Die Referenzenliste auf dei­ner Webseite ist hoch­ran­gig: Bulgari, Chanel, Ferrari… und dane­ben das Caliente Latin Festival. Zum Einen spielst du also für Nobelmarken, zum Andern kannst du aber auch, wenn es sein muss, so rich­tig «Rambazamba» machen.

Ja, natür­lich. Nobel hat aber den Vorteil, dass über die Gage nicht lan­ge dis­ku­tiert wer­den muss. Und mit sol­chen Engagements ver­dient es sich nicht schlecht.

Du warst auch mit Produzenten aus der Elektronikbranche unter­wegs. Mit Minus 8 hast du das Stück Soverato ein­ge­spielt.

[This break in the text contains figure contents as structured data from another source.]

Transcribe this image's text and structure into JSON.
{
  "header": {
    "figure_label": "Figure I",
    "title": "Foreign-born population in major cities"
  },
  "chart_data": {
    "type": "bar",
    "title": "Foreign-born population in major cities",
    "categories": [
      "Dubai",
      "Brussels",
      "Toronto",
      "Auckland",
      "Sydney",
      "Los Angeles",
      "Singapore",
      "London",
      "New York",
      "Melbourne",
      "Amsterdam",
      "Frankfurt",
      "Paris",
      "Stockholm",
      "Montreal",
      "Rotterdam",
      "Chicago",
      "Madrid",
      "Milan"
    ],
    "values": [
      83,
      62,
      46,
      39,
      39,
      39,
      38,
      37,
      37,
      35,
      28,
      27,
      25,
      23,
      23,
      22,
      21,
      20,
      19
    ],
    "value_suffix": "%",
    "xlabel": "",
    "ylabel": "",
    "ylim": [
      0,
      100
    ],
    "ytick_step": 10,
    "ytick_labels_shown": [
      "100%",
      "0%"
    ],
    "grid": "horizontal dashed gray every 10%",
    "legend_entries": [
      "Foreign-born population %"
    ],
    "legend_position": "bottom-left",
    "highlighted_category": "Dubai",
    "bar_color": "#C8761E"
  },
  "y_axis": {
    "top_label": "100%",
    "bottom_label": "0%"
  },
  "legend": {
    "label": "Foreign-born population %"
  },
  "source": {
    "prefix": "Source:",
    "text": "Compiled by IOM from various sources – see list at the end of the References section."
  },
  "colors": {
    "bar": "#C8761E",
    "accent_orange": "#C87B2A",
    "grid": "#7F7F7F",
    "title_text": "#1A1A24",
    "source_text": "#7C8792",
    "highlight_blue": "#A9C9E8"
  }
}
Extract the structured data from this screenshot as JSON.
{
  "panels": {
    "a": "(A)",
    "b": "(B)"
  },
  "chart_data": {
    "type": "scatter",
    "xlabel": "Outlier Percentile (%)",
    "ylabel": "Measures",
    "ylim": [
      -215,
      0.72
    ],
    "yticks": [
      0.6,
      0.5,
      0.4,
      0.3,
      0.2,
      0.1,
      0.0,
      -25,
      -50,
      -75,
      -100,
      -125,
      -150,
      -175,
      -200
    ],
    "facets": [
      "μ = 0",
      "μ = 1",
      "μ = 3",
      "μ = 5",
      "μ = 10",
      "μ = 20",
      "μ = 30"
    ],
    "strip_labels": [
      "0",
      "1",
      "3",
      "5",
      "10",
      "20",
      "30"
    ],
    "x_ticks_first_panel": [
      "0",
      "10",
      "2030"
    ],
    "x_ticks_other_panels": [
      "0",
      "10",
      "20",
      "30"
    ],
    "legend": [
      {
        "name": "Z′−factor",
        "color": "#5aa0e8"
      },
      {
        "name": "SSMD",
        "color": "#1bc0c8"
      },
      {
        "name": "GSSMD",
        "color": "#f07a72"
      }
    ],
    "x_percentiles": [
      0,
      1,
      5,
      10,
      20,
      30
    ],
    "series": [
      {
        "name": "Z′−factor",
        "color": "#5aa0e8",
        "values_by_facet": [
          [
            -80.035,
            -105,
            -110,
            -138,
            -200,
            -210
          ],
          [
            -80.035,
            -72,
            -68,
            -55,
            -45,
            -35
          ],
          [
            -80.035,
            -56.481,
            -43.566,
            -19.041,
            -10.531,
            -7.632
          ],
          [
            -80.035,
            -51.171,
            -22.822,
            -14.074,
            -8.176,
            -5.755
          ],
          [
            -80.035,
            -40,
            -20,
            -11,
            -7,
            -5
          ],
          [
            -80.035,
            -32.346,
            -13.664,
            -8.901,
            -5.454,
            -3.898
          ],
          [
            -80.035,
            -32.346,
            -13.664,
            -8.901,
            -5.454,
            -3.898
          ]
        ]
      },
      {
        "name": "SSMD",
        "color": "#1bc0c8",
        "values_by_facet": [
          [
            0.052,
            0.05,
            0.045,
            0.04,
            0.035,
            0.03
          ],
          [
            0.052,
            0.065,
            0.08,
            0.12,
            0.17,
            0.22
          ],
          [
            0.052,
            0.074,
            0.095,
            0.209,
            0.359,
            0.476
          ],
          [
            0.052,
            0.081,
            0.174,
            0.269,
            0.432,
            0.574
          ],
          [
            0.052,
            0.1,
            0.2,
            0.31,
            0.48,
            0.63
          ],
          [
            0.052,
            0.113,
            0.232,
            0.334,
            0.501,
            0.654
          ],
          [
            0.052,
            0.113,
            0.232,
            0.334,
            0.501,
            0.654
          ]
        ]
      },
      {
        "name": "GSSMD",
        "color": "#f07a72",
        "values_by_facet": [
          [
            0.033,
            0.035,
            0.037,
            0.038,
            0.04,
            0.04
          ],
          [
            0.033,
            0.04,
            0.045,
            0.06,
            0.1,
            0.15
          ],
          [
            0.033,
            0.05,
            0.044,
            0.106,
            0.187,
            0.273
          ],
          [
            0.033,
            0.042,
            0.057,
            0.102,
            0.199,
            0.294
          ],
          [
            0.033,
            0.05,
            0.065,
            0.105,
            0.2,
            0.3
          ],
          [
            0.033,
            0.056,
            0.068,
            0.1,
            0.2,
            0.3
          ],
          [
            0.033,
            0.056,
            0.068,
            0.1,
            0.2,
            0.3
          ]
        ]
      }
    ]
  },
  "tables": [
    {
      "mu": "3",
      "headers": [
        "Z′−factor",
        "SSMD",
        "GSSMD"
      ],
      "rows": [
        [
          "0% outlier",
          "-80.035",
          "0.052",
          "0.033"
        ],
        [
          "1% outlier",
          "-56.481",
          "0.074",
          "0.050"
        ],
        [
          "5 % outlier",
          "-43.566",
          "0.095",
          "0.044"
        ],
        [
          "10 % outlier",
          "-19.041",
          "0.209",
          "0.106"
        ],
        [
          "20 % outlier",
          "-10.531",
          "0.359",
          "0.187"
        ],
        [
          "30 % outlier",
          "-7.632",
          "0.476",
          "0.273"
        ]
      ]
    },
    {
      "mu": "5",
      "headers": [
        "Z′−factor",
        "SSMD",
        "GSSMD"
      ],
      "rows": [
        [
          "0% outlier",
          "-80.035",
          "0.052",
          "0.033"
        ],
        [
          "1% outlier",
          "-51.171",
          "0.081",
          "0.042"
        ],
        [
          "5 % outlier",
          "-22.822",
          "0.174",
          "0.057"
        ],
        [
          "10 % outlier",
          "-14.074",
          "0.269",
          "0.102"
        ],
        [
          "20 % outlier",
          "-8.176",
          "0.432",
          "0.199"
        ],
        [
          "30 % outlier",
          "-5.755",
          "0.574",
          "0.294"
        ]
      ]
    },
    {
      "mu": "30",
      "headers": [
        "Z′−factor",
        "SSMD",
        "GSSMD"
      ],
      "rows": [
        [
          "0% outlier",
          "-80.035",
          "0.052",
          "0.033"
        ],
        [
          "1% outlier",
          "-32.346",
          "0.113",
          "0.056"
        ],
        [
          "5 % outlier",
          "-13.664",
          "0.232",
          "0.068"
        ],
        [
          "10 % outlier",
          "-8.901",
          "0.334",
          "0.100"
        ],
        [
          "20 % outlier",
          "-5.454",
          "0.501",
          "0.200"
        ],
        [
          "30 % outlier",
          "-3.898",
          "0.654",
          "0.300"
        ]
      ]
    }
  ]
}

Mir gefällt die Arbeit von Robert Jan Meyer, sprich Minus 8. Wie er die Beats und sphä­ri­schen Geräusche arran­giert und zu einem per­fek­ten Ganzen ver­eint. Über die­sen Teppich ein Solo zu spie­len, ist ein Hochgenuss. Die Erfahrung mit Minus 8 war ein­zig­ar­tig für mich, genau­so wie ich mich ger­ne an mei­ne wil­den Zeiten an der Street Parade erin­ne­re.

Wilde Zeiten?

Eine Zeitlang stand ich immer wie­der mit DJs auf der Bühne. Sie spiel­ten ihre Beats und ich impro­vi­sier­te die Soli dazu. Mit der Zeit jedoch ging ich immer wei­ter mei­nen eige­nen Weg. Ich fand die Inspiration ander­wei­tig.

Wo denn?

Wenn man das so ein­fach for­mu­lie­ren könn­te … um das zu beschrei­ben, müss­te man ein Poet sein.

Bist du kein Poet?

Ich bin kein lite­ra­ri­scher Poet, also kein Wortkünstler.

Aber Musik kann auch Poesie sein?

Letztlich ist Musik Emotionalität. Und ich glau­be, die kommt am besten in einem Umfeld zum Ausdruck, das Spontanität zulässt.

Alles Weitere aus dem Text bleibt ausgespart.